Pride and Prejudice and Zombies: Dawn of the Dreadfuls by Steve Hockensmith, 2010, Quirk Classics (Humor/ Horror/ Historical Fiction)
What’s it really mean to be a classic, anyway? Any old thing that has stood the test of time is probably the standard definition. And yet any work that is beloved enough to have inspired a plethora of prequels, sequels, spin-offs and mash-ups must hold an extra special place in our hearts. Jane Austen’s Pride and Prejudice is doubtless one such treasured work of literature, and the gentle authoress of yore is currently having a rather unusual bout of success by being joined at the hip with all manner of monsters. Last year’s bestseller Pride and Prejudice and Zombies by Seth Grahame-Smith kicked off the trend; since then Mr. Darcy has become a vampire a couple times over ( Mr. Darcy, Vampyre and Vampire Darcy's Desire) and even Jane herself has been revealed as bloodthirsty member of the undead (Jane Bites Back). Another Austen classic, Sense and Sensibility, got the monster treatment when and Sea Monsters was added to its title, and that brings us to the newly-released Dawn of the Dreadfuls, which may very well hold the unique title of being literature’s only prequel to a monster mash-up of a classic.

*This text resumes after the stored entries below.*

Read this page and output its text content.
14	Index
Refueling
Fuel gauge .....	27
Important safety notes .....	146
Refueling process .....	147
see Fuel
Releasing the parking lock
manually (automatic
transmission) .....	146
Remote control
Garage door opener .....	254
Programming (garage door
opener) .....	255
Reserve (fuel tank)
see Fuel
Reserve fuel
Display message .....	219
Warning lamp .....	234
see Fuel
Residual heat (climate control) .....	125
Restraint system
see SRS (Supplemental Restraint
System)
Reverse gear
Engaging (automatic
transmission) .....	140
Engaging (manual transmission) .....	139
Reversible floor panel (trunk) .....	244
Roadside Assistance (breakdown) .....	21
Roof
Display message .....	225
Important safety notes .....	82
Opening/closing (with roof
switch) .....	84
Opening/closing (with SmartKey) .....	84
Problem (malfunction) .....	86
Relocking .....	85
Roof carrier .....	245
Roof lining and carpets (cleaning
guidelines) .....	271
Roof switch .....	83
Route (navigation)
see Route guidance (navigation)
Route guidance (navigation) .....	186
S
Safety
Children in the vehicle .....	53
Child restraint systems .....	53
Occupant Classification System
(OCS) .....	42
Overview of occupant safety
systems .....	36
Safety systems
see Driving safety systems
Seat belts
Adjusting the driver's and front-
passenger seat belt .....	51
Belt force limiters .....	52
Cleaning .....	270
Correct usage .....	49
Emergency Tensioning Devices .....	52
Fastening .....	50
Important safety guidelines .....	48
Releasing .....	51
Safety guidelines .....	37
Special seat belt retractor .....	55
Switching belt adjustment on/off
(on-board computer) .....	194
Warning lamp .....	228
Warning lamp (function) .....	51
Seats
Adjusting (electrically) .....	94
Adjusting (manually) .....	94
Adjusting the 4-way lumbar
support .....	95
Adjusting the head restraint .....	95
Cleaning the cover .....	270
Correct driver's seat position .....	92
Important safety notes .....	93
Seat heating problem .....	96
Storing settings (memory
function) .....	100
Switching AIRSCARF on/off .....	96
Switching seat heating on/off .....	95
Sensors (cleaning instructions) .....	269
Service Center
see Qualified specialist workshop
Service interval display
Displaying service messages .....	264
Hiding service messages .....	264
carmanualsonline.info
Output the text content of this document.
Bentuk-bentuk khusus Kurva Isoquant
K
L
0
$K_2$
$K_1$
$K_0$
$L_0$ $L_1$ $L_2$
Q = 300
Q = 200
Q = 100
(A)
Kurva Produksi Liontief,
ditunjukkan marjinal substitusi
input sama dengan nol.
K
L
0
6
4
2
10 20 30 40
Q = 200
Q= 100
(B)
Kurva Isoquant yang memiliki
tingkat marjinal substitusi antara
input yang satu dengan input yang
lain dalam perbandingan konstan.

In Pride and Prejudice and Zombies, the Bennet sisters are sword-wielding warriors who have trained with martial arts masters in the East and are renowned at home for their skill at dispatching the zombies that roam the English countryside. Other than that minor deviation, the story remains the same as Jane Austen wrote it so long ago—Elizabeth Bennet and Mr. Darcy misjudge each other until they’re head-over-heels in love. But before Elizabeth and her sisters were zombie-killing experts, they were proper young ladies who spent their time reading and sewing and dancing and trying to land husbands. And this is where Dawn of the Dreadfuls begins, with Elizabeth Bennet a mere sweet sixteen years old and peace and quiet reign over England—but not for long. As soon as the first zombie rears its decomposing head, Mrs. Bennet starts squealing, Lydia and Kitty cease giggling, and Mr. Bennet resurrects the swords that he fought with in the “The Troubles” long ago so he can turn his daughters into killers. Mr. Bennet doesn’t know why the zombie curse has returned after an absence of so many years, and frankly, he doesn’t care—and neither does the Bennet girls’ new martial arts master, Mr. Hawksworth. If the Bennet sisters want to survive, they need to learn how to kick some serious zombie ass. There is one man who does care about the why and the how of the zombie plague—but the scientific methods of the charming, bumbling Dr. Keckilpenny are as puzzling as Master Hawksworth’s occasional lapses in his otherwise strict observance of the warrior code. Both men have taken a liking to Elizabeth, who is proving to be a surprisingly skilled combatant. And Elizabeth herself doesn’t know if the passion building within her is for one of these gentlemen—or if it’s a bloodlust that can only be satisfied by complete devotion to the warrior way of life. As Lizzy chooses between the socially acceptable life as a gentlewoman and the thrill of the hunt, zombie mayhem splatters across the pages in all its gory glory.
Author Steve Hockensmith, best known for his award-winning Holmes on the Range series featuring a couple of quirky cowboys who idolize Sherlock Holmes, is in high form as he sets loose hoards of brain-thirsty zombies on beloved literary figures. Despite the plethora of monster mash-ups available on bookshelves (Abraham Lincoln, Vampire Slayer and the up-and-coming Jane Slayre, for example), Dawn of the Dreadfuls is is exactly the sort of violently bloody comedy of manners that fans of Jane Austen zombie mash-ups love best.